Uscito nell'indifferenza generale nel vecchio continente (dopo aver riscosso unanimi consensi al Sundance Film Festival del 2005), Junebug è un film assolutamente double-face: dietro alla commedia agrodolce, si cela infatti un sottostrato arido e stagnante, un autentico pugno nello stomaco all'America puritana e culla dei fanatismi religiosi più beceri.La trama è, apparentemente, come si suol dire, "la solita": Madeleine, neo-moglie del giovane George, possiede una galleria d'arte a Chicago. Quando per concludere un affare deve andare nel North Carolina, George ne approfitta per presentarla alla sua "strana" famiglia: la permalosa madre Peg, il taciturno padre Eugene, lo scontroso fratello minore Johnny e la sua innocente moglie incinta Ashley...
Il consueto ritratto di famiglia fuori dagli schemi, viene da pensare: invece, e questa è la novità, nulla di positivo o negativo (beh, quasi...) succederà in occasione dell'incontro di Madeleine con la famiglia del marito: tutto, come ho già detto prima, continuerà a "stagnare", anche se forse con un barlume di ritrovata speranza in più.
Ottimo il cast (strepitosa Amy Adams, giustamente candidata all'Oscar) e finissima la regia, capace di fondere l'aspetto meramente verbale con alcune immagini-cartolina mai fuori luogo.

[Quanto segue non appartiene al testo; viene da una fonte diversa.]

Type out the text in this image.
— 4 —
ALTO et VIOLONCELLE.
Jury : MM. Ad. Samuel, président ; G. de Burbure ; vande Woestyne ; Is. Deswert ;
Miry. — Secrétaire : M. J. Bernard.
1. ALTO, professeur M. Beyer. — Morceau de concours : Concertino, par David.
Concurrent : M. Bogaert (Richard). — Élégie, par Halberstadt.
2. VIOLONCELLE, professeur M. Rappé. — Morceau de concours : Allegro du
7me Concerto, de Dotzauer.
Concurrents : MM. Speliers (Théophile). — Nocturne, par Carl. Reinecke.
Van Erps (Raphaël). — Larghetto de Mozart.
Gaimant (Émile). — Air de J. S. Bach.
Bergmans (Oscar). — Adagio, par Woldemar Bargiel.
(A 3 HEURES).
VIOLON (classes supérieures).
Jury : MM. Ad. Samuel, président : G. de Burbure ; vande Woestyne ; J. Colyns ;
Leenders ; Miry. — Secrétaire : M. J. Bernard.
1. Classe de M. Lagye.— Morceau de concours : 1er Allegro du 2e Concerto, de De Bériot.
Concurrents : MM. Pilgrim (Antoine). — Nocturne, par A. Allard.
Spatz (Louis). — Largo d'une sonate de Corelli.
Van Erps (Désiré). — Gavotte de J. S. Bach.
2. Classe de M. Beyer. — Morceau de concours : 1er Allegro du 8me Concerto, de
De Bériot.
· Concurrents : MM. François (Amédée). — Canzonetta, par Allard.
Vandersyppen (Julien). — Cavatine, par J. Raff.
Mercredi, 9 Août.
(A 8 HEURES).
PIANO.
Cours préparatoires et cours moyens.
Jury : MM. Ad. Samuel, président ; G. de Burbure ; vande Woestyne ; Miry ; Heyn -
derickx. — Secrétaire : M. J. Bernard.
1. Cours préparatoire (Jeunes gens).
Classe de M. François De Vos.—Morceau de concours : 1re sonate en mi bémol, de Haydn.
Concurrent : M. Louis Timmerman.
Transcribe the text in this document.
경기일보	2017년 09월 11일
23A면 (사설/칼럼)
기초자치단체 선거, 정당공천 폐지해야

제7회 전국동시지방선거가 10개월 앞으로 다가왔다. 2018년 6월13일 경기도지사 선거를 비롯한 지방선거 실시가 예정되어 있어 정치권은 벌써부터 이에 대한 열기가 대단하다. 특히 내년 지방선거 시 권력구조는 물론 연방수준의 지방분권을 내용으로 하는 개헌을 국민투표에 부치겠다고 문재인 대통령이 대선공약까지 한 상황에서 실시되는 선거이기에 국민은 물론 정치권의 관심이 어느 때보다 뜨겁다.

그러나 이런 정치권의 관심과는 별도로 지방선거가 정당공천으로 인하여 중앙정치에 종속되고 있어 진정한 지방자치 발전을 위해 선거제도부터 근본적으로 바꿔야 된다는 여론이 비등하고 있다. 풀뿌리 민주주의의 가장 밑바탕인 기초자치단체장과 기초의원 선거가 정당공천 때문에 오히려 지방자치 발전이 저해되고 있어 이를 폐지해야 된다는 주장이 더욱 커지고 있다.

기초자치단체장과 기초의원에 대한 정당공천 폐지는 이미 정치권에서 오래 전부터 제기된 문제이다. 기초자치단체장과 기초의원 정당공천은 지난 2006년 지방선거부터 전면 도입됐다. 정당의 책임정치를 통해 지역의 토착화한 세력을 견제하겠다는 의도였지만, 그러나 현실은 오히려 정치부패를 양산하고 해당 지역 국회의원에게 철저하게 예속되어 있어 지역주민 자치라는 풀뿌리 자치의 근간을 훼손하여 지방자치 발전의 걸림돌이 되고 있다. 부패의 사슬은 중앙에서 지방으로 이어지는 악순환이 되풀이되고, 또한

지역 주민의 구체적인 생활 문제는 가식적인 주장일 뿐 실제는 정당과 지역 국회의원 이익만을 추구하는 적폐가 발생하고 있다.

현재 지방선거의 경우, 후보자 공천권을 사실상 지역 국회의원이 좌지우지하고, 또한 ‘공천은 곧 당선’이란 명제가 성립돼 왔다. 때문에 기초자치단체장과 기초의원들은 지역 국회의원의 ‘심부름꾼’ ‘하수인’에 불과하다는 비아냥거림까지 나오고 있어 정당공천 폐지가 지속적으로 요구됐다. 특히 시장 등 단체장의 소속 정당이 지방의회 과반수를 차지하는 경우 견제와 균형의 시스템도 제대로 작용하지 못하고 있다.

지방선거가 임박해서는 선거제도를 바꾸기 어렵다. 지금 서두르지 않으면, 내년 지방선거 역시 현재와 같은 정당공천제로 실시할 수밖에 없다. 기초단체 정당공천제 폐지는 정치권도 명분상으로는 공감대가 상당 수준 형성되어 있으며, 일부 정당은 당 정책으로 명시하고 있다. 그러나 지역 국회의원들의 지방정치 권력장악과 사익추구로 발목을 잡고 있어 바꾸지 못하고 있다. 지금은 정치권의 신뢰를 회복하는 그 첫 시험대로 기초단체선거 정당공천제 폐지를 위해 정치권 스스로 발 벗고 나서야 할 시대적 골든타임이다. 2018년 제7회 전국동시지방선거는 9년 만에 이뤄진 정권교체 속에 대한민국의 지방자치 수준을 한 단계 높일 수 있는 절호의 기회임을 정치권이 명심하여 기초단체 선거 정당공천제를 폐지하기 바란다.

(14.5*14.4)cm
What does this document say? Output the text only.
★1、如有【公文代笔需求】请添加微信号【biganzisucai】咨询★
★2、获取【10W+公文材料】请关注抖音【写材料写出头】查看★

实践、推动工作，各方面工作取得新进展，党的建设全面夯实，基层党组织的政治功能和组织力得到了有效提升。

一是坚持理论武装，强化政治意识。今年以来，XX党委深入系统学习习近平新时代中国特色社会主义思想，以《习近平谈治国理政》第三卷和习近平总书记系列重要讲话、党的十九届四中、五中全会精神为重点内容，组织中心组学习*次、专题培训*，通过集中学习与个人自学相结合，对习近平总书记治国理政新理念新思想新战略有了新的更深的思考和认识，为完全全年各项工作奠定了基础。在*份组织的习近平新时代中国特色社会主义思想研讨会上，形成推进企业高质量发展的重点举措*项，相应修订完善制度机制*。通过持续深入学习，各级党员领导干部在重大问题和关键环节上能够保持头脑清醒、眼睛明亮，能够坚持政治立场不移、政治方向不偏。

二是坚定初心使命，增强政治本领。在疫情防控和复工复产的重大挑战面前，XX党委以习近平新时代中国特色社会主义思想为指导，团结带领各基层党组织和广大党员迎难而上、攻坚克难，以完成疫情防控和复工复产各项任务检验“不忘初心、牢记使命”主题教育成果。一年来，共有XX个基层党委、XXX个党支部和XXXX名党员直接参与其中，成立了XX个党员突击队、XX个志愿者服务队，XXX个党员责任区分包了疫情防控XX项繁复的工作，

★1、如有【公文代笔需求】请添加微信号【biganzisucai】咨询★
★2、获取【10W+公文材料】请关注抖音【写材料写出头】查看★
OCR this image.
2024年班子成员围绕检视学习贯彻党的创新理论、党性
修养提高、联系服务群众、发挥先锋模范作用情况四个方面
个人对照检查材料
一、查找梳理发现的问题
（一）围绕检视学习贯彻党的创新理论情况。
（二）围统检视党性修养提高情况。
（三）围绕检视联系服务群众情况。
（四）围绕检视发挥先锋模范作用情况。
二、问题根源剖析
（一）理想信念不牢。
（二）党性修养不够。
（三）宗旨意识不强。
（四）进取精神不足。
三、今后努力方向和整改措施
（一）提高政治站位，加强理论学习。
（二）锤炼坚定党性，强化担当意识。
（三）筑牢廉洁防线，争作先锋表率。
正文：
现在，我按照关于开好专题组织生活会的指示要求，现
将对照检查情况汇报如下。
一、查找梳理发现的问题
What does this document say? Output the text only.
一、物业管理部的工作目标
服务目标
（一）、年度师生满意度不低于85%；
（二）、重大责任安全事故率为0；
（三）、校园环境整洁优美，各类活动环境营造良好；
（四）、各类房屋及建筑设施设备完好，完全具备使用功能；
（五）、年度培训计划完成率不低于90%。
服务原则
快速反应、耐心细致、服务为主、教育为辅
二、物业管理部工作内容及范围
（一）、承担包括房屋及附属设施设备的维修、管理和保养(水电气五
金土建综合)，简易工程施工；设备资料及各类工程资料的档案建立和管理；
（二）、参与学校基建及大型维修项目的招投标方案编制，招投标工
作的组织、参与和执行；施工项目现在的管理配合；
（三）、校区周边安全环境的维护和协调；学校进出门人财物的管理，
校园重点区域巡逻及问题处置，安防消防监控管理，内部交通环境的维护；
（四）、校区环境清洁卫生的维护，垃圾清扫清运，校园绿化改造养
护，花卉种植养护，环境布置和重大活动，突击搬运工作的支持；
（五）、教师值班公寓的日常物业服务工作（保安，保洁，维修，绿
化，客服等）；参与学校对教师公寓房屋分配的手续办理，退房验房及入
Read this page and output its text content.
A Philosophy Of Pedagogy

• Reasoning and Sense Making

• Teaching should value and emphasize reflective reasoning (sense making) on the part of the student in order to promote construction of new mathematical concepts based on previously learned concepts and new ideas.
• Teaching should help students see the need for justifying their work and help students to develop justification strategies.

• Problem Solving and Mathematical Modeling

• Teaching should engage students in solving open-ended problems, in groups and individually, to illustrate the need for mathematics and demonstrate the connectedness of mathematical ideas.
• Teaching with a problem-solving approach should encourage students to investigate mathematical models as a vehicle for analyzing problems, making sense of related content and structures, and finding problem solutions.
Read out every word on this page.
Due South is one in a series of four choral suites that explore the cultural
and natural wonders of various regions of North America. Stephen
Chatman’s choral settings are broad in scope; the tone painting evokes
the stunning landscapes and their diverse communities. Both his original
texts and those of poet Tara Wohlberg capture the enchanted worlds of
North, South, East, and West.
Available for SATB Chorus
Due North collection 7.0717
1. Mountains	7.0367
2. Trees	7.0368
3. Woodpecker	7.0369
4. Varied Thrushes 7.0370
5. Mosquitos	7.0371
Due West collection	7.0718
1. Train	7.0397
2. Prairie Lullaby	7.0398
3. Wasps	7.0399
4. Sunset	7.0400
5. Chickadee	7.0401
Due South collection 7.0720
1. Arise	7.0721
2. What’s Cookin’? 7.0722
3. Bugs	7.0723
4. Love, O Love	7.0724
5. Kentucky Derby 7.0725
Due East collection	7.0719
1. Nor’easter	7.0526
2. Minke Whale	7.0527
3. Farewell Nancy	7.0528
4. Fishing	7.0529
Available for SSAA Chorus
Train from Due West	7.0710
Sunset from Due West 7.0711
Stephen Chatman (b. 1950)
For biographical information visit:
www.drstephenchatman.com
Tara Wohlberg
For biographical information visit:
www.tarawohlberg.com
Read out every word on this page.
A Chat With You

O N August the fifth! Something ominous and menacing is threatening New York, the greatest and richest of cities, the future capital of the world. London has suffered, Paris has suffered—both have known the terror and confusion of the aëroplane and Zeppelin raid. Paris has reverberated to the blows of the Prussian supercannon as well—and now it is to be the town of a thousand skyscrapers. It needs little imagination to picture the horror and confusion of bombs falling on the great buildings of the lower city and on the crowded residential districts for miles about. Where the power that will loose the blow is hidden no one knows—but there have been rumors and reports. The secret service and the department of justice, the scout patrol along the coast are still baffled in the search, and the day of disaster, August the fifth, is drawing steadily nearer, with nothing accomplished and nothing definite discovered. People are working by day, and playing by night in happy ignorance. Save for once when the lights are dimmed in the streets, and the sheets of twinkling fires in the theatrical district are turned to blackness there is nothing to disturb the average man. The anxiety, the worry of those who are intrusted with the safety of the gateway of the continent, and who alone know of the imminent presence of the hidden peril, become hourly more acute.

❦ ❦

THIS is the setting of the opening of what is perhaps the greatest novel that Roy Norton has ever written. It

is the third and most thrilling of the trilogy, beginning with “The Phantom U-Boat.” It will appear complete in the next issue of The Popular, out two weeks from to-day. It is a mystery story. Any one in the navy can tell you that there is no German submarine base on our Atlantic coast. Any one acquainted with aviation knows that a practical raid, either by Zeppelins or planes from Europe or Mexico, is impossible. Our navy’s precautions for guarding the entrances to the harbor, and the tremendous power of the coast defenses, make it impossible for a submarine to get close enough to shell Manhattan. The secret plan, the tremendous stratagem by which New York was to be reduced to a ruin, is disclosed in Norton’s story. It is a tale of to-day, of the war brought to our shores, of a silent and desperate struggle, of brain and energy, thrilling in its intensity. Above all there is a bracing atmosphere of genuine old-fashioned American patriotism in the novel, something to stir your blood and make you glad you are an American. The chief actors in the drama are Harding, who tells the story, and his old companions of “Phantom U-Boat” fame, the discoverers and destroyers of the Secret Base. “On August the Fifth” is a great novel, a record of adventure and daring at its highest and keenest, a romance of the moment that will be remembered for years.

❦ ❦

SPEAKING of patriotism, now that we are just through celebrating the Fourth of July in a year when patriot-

Peccato che la pellicola si sgonfi parzialmente con l'avvicinarsi del lieto evento, e che la sceneggiatura si spinga ad alcune scene curiosamente fuori contesto (cosa vorrebbe rappresentare il pittore di uomini superdotati avvezzi alla guerra?).
Resta in ogni caso un prodotto godibile e sopra la media dei veri o presunti film "indipendenti" (aggettivo ormai abusatissimo).
A sintesi e compendio delle mie parole, chiudo con la telegrafica tagline di Carina Chocano del Los Angeles Times: "A deceptively simple, deeply resonant story about the inherent loneliness of family, the odds against assimilation and the enormous distances that can divide two people."